Re: [hatari-devel] DSP performance |
[ Thread Index |
Date Index
| More lists.tuxfamily.org/hatari-devel Archives
]
(total number of cycles) - (number of bus activity cycles) = (number
of internal cycles) Non-cache case 2(0/1/0): 2 - (0*2 + 1*2 +
0*2) = 0 internal cycles
So, the total number of cycles is 0 (internal cycles) + 0*4 (read
access) + 1*4 (instruction access) + 0*4 (write access) = 4 cycles.
The same for all instructions.
For a long instruction, you have to count 2 access to the bus, so mul
by 8 instead of 4. Example : an instruction that would be 6(0,1,1)
would take 6 - (0*2 + 1*2 + 1*2) = 2 internal cycles and 2 + 0*4 +
1*4 + 1*4 = 10 cycles in word access 2 + 0*8 + 1*8 + 1*8 = 18 cycles
in long access
Problem is that prefetch has to be long word sized. Prefetch buffer and
instruction cache are long word sized. CPU logic sends it as long word
fetch which bus sequencer splits to 2 word accesses.

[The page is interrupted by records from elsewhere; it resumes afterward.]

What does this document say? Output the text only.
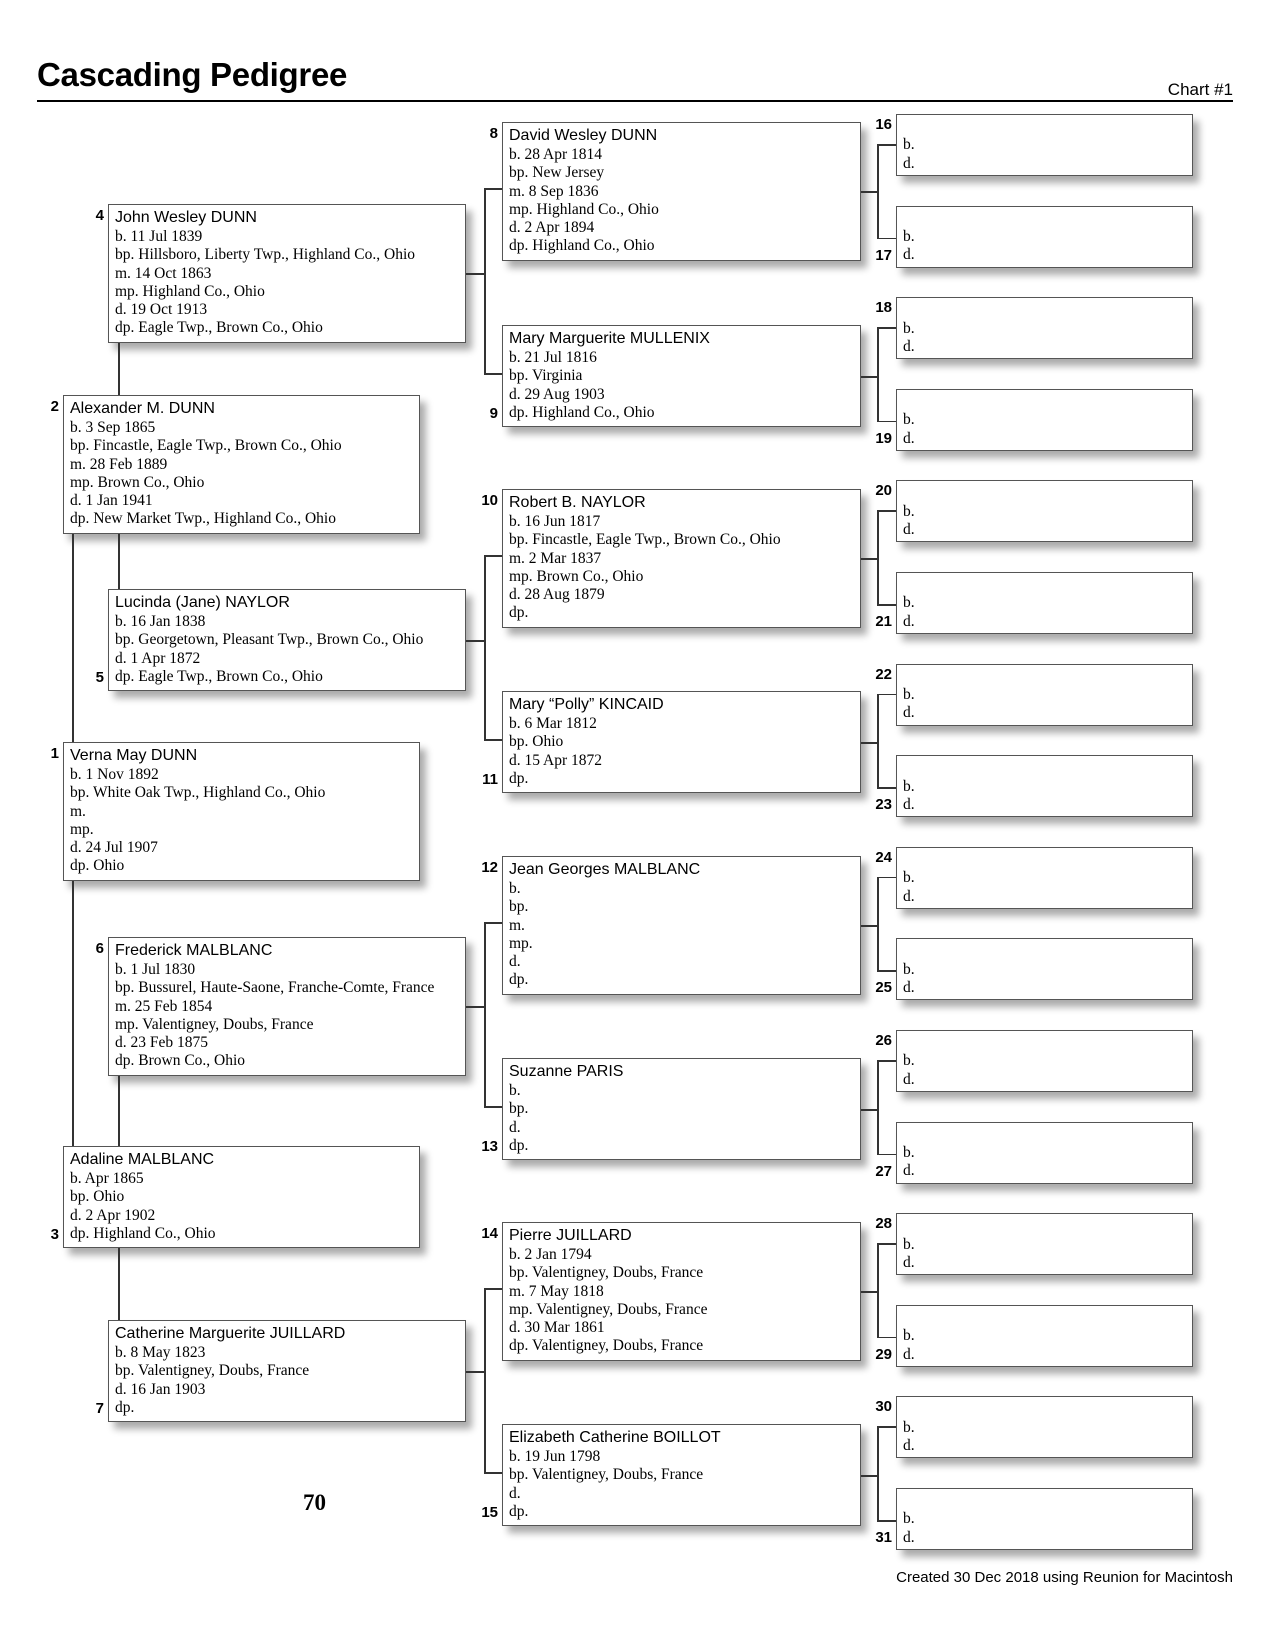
Cascading Pedigree	Chart #1
Verna May DUNN
b. 1 Nov 1892
bp. White Oak Twp., Highland Co., Ohio
m.
mp.
d. 24 Jul 1907
dp. Ohio
1
Alexander M. DUNN
b. 3 Sep 1865
bp. Fincastle, Eagle Twp., Brown Co., Ohio
m. 28 Feb 1889
mp. Brown Co., Ohio
d. 1 Jan 1941
dp. New Market Twp., Highland Co., Ohio
2
Adaline MALBLANC
b. Apr 1865
bp. Ohio
d. 2 Apr 1902
dp. Highland Co., Ohio
3
John Wesley DUNN
b. 11 Jul 1839
bp. Hillsboro, Liberty Twp., Highland Co., Ohio
m. 14 Oct 1863
mp. Highland Co., Ohio
d. 19 Oct 1913
dp. Eagle Twp., Brown Co., Ohio
4
Lucinda (Jane) NAYLOR
b. 16 Jan 1838
bp. Georgetown, Pleasant Twp., Brown Co., Ohio
d. 1 Apr 1872
dp. Eagle Twp., Brown Co., Ohio
5
Frederick MALBLANC
b. 1 Jul 1830
bp. Bussurel, Haute-Saone, Franche-Comte, France
m. 25 Feb 1854
mp. Valentigney, Doubs, France
d. 23 Feb 1875
dp. Brown Co., Ohio
6
Catherine Marguerite JUILLARD
b. 8 May 1823
bp. Valentigney, Doubs, France
d. 16 Jan 1903
dp.
7
David Wesley DUNN
b. 28 Apr 1814
bp. New Jersey
m. 8 Sep 1836
mp. Highland Co., Ohio
d. 2 Apr 1894
dp. Highland Co., Ohio
8
Mary Marguerite MULLENIX
b. 21 Jul 1816
bp. Virginia
d. 29 Aug 1903
dp. Highland Co., Ohio
9
Robert B. NAYLOR
b. 16 Jun 1817
bp. Fincastle, Eagle Twp., Brown Co., Ohio
m. 2 Mar 1837
mp. Brown Co., Ohio
d. 28 Aug 1879
dp.
10
Mary “Polly” KINCAID
b. 6 Mar 1812
bp. Ohio
d. 15 Apr 1872
dp.
11
Jean Georges MALBLANC
b.
bp.
m.
mp.
d.
dp.
12
Suzanne PARIS
b.
bp.
d.
dp.
13
Pierre JUILLARD
b. 2 Jan 1794
bp. Valentigney, Doubs, France
m. 7 May 1818
mp. Valentigney, Doubs, France
d. 30 Mar 1861
dp. Valentigney, Doubs, France
14
Elizabeth Catherine BOILLOT
b. 19 Jun 1798
bp. Valentigney, Doubs, France
d.
dp.
15
b.
d.
16
b.
d.
17
b.
d.
18
b.
d.
19
b.
d.
20
b.
d.
21
b.
d.
22
b.
d.
23
b.
d.
24
b.
d.
25
b.
d.
26
b.
d.
27
b.
d.
28
b.
d.
29
b.
d.
30
b.
d.
31
70
Created 30 Dec 2018 using Reunion for Macintosh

It would make NOP 8 cycles. But because apparently it does not, pipeline
probably can "hide" it. Of course there will be stall if following
instruction is also very fast without other memory accesses or internal
calculations.
Do you see different NOP speeds if you align first NOP to long boundary
and then do some test with NOP at long boundary + 2? (at least 2 NOPs
back to back)
Prefetch sequencing is one very undocumented part. Logic analyzer checks
probably reveals something..
That's the whole job I did for all the 1900+ instructions and
addressing modes in the static table. I've converted every addressing
mode for all instructions with the Falcon values.
I'll check your table someday, perhaps I find something interesting.
I think the good approach for a generic 68030 emulator should be to
keep the value of the inner cycles of each instruction and each
addressing mode and then compute the final cycles values accordind to
the bus access cycles of the machine.
I don't see how it can work accurately if any memory access length can
be practically "random". This is extremely common in Amiga when
accessing chip ram and some chipset DMA is active at the same time,
practically the last remaining unexpanded A1200 compatibiliy problem.
This is what I tried to do, divide each instruction to its internal
"atomic" operations (calculate ea, operand fetches, instruction itself,
writes and so on). real 68020/030 microcode most likely does the same,
unfortunately it is not documented anywhere.